Сергей Владимирович Петров (1911–1988) — поэт редкой «музыкальности слова»: его стихи отличает гибкая строфа, глубокая рифмовка, лексическая насыщенность и внимание к внутреннему монологу. В 1960–1970-е он осознанно разрабатывал жанровые модели, заимствованные из музыки, — от кантаты и мессы до сонаты и особенно фуги; в лирике слышны «псалмовые» интонации, соединённые с метафизическим переживанием времени и памяти. По интонации Петров близок позднему модернизму с его дисциплиной формы и концентрацией смысла.
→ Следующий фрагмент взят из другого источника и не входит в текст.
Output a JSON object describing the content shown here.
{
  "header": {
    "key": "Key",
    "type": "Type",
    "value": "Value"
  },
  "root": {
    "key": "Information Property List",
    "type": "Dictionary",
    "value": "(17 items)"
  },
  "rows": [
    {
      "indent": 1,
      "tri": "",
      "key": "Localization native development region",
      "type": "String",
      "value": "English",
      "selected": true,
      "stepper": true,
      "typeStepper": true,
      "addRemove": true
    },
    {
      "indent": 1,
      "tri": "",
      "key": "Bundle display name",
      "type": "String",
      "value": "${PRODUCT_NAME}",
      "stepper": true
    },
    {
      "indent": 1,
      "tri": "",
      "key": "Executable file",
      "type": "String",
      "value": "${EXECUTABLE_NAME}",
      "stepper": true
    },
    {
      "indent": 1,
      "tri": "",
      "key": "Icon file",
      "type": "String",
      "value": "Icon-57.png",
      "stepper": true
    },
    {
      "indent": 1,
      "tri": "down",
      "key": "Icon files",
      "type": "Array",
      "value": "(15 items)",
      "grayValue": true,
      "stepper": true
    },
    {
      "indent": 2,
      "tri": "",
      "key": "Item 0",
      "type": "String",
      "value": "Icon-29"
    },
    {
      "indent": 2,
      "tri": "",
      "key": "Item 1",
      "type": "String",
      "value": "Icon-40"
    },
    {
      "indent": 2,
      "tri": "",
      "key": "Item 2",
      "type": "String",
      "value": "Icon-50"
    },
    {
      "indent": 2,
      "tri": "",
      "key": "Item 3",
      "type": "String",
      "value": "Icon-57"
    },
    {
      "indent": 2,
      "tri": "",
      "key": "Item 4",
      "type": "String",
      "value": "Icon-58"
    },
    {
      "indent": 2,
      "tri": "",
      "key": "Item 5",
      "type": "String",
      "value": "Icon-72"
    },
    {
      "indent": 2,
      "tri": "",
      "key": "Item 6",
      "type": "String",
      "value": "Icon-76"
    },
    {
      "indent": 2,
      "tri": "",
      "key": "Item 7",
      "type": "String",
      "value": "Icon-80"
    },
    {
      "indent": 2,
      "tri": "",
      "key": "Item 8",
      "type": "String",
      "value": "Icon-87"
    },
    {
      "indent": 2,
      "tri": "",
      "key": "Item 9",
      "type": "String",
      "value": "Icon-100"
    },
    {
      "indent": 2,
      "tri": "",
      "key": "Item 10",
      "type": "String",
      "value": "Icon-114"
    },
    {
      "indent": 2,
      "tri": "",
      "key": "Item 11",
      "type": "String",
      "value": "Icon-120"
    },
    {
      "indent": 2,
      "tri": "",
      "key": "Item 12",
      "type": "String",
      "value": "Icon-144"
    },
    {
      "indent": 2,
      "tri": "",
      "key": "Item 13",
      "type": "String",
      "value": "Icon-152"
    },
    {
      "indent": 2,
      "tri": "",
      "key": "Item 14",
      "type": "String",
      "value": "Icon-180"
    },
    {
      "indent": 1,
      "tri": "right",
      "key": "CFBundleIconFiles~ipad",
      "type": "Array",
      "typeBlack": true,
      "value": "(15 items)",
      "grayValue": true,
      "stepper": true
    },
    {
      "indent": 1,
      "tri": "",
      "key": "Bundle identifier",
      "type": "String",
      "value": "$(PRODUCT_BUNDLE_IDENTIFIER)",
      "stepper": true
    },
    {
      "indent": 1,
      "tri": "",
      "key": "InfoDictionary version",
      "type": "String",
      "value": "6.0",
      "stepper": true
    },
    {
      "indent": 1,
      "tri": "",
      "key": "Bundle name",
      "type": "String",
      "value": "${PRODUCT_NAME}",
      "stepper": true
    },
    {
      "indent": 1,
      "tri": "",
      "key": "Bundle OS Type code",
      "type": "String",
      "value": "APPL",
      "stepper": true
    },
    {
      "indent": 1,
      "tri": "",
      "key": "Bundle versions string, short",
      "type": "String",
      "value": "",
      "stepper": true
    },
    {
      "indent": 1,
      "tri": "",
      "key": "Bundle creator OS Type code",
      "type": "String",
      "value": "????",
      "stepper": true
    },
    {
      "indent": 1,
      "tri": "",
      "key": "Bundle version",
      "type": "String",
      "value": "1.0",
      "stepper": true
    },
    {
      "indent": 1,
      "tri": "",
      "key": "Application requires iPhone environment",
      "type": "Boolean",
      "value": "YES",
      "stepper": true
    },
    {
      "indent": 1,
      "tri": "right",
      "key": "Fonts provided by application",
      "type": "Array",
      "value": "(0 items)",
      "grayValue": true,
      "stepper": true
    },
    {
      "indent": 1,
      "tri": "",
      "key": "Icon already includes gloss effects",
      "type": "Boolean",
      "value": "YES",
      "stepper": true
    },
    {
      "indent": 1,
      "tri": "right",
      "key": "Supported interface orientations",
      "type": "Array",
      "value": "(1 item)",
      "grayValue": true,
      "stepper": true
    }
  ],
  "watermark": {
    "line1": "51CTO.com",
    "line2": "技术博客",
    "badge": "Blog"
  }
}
Тематика его стихов — размышление о языке и вере, о судьбе личности и культуры, о «труде речи» как пути к прозрению; при этом образный ряд тянется от северных пейзажей и городской повседневности к библейским и античным отголоскам. Важная часть его работы — переводы: скандинавская поэзия (скальды), Карл Микаэль Бельман, а также Рильке; это придавало собственной лирике ясность интонации и культурную глубину. Псевдоним Петрова — Ярослав Азумлев.
* * *
Приклеен на дорожке лист каштана
Приклеен на дорожке лист каштана,
и тучи посерелые в окне,
и мнится, что во всей природе долгоштанной
нет ничего навеянного мне.
Не шевелюсь вблизи великого окошка,
торчат деревья как последний стыд,
и только листьями покрытая дорожка
в глазах истерзанных всё время мельтешит.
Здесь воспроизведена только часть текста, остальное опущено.